Heavy metal mediated inhibition of rBAT-induced amino acid transport

Abstract

rBAT, a protein which is located in the brush border membranes of intestine and renal proximal tubule cells, was recently shown to induce electrogenic countertransport of neutral and dibasic amino acids after its expression in Xenopus oocytes. Here, we studied the effects of heavy metals on rBAT induced amino acid transport in Xenopus oocytes to clarify a possible involvement of rBAT in heavy metal-induced aminoaciduria. The heavy metals Hg2+ and Pb2+ inhibited rBAT-induced amino acid transport with a different profile of action. The Pb2+ mediated inhibition occurred rapidly upon superfusion and was readily reversible upon washout. The maximal inhibition caused by Pb2+ was about 50% of the amino acid-induced currents at an apparent affinity (K(m)) of about 10 μM. In contrast, the Hg2+-mediated inhibition occurred rather slowly, depending on its concentration, and was not reversible during washout with control solution. However, the Hg2+-mediated amino acid transport inhibition could be reversed with Hg2+ chelating agents and reducing compounds.
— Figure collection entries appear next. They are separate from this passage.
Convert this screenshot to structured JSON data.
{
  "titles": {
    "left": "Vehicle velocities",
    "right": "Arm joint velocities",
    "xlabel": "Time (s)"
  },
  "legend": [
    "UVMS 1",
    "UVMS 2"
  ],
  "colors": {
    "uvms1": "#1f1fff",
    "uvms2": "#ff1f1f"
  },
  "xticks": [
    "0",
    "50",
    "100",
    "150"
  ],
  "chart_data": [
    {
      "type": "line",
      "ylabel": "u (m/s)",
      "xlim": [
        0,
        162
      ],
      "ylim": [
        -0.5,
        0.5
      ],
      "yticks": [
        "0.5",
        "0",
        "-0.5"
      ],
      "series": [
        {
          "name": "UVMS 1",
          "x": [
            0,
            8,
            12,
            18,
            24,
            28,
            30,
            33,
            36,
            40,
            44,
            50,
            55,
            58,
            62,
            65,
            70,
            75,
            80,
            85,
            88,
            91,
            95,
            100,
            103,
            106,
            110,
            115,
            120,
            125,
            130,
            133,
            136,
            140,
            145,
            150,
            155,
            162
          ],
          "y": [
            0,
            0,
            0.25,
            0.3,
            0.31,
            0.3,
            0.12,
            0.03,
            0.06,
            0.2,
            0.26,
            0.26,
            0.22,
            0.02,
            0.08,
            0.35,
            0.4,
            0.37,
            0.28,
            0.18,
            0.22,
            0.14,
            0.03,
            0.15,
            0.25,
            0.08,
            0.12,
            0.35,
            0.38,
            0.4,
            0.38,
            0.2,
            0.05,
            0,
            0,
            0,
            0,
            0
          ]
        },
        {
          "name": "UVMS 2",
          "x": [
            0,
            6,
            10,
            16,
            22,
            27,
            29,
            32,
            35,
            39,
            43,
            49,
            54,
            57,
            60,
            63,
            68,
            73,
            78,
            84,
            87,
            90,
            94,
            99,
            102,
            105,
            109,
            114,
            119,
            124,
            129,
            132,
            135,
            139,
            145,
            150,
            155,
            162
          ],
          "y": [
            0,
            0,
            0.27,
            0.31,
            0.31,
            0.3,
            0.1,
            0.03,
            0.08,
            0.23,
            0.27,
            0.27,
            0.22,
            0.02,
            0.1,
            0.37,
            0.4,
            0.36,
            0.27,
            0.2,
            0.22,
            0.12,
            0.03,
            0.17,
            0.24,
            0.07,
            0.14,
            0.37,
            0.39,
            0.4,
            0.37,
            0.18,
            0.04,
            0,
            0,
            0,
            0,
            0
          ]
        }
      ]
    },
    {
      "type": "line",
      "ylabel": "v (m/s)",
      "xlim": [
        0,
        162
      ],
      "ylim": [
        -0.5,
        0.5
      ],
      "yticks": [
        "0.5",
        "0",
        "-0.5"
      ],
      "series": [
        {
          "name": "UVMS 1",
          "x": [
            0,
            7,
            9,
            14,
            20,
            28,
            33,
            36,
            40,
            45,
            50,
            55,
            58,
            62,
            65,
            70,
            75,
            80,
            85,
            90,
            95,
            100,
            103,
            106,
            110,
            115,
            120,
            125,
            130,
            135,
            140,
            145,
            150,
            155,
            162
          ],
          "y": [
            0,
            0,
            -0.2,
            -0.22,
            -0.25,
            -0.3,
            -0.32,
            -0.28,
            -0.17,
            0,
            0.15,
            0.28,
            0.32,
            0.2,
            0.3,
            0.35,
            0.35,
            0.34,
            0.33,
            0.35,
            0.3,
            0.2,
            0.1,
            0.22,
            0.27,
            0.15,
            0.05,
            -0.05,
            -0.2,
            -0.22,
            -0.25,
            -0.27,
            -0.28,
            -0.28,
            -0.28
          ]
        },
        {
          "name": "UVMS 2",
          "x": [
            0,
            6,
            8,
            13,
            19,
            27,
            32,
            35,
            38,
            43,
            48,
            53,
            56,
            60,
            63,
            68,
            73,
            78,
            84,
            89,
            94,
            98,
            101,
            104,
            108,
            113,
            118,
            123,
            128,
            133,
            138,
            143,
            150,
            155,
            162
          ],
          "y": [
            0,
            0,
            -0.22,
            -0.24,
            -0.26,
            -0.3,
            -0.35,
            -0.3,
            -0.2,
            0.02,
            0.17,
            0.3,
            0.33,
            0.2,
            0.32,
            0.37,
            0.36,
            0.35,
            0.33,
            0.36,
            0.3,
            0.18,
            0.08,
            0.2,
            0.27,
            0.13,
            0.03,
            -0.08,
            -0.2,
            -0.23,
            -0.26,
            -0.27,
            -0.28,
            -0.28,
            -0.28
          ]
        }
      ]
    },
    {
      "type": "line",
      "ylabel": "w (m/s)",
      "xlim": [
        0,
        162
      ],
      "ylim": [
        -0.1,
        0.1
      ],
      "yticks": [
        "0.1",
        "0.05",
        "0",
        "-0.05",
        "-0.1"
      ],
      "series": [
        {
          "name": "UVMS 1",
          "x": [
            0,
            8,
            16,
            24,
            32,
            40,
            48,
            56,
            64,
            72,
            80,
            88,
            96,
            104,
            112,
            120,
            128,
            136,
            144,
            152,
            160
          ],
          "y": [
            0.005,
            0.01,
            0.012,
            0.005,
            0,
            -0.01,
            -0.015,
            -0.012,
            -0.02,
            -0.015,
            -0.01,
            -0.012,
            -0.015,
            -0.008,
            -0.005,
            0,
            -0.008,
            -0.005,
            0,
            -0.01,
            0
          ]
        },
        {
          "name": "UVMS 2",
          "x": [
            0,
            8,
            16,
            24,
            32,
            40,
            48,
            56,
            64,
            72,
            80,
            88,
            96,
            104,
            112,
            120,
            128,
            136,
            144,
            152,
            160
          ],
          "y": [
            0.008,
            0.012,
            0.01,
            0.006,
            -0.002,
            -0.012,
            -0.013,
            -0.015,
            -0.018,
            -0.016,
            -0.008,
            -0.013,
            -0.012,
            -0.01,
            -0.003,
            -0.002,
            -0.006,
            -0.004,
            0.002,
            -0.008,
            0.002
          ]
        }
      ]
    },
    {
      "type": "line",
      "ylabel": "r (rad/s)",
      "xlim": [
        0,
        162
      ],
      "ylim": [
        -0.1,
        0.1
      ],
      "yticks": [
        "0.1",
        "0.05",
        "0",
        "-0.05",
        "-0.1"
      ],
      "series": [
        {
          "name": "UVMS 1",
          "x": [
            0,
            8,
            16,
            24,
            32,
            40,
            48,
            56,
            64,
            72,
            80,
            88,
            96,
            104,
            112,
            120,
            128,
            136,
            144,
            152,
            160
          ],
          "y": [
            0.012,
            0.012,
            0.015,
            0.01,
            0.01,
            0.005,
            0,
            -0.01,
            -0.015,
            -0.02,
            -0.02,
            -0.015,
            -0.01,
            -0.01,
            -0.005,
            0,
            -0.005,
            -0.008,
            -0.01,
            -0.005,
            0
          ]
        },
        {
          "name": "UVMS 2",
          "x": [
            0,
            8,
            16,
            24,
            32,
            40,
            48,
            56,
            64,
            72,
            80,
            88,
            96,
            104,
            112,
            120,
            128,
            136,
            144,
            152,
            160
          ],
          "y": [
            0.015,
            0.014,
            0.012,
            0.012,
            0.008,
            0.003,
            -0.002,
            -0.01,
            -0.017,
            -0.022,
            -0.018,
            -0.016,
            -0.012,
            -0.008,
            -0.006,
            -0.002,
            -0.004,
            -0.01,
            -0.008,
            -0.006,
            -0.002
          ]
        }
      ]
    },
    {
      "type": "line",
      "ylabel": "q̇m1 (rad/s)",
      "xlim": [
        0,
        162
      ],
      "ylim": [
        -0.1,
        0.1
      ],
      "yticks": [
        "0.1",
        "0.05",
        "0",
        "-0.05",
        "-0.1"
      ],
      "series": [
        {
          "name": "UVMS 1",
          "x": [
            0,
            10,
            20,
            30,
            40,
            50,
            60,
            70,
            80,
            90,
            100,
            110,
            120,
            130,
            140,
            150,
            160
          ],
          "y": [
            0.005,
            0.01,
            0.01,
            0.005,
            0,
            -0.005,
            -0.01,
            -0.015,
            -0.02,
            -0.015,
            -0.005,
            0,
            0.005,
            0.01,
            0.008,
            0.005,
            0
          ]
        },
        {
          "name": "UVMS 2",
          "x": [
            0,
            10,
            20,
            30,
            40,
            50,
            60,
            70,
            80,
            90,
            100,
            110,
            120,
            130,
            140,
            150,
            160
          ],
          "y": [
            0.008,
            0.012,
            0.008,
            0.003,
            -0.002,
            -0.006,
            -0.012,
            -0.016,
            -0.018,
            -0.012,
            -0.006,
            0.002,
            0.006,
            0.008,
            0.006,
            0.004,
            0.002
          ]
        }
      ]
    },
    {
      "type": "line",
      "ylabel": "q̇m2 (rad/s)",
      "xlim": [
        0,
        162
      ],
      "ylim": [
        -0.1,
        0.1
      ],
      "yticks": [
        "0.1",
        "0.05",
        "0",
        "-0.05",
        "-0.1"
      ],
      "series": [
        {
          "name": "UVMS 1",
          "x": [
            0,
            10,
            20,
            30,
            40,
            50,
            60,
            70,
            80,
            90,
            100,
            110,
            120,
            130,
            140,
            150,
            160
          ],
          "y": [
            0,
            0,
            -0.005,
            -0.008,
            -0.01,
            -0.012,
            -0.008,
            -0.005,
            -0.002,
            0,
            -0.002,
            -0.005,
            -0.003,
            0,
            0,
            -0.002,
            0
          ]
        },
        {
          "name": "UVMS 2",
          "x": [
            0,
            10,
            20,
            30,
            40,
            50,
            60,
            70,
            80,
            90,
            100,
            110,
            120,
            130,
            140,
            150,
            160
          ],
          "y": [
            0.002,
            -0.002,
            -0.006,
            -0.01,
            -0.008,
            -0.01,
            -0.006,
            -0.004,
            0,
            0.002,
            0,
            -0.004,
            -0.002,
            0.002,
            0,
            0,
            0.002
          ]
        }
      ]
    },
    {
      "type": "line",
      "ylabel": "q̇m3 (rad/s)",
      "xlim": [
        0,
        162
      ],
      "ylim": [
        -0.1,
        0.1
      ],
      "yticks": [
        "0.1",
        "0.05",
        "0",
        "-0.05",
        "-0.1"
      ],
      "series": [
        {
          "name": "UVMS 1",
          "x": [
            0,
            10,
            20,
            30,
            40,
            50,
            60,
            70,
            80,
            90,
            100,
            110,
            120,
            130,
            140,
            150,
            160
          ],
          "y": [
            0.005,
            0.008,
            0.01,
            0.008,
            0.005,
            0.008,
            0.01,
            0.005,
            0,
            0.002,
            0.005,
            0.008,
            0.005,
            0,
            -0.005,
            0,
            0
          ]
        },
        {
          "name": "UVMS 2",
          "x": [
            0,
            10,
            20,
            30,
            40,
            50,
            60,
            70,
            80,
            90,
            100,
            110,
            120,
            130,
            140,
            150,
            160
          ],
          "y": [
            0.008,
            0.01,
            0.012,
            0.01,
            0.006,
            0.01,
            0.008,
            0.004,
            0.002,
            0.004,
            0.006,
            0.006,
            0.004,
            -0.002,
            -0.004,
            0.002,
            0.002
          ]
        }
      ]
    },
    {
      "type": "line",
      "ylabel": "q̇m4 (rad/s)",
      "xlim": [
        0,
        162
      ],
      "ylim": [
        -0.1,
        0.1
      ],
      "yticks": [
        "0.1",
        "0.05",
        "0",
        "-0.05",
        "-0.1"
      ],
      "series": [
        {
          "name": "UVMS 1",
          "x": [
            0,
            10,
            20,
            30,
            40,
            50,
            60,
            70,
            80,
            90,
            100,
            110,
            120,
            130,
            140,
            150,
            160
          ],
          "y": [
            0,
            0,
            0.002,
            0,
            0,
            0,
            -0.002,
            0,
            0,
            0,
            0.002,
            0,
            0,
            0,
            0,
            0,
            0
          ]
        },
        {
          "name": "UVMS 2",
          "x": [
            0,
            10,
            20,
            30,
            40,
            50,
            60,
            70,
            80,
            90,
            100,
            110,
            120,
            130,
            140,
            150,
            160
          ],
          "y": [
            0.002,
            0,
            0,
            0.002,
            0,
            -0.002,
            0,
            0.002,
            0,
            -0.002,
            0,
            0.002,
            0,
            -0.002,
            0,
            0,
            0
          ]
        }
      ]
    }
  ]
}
Other oxidative agents, such as the membrane permeable 2,2'-Dithio-bis(5-Nitropyridine) (DTNP), but not the membrane impermeable 5,5'-Dithio-bis(2-Nitrobenzoic acid) (DTNP), mimicked the effect of Hg2+, and their effect could similarly be reversed with 2,3-Dihydroxybutane-1,4-dithiol (DTE). In conclusion, Pb2+ and Hg2+ inhibit rBAT-induced amino acid transport in a noncompetitive, allosteric fashion. Blockade of rBAT-induced amino acid transport may be involved in aminoaciduria following mercury or lead intoxication.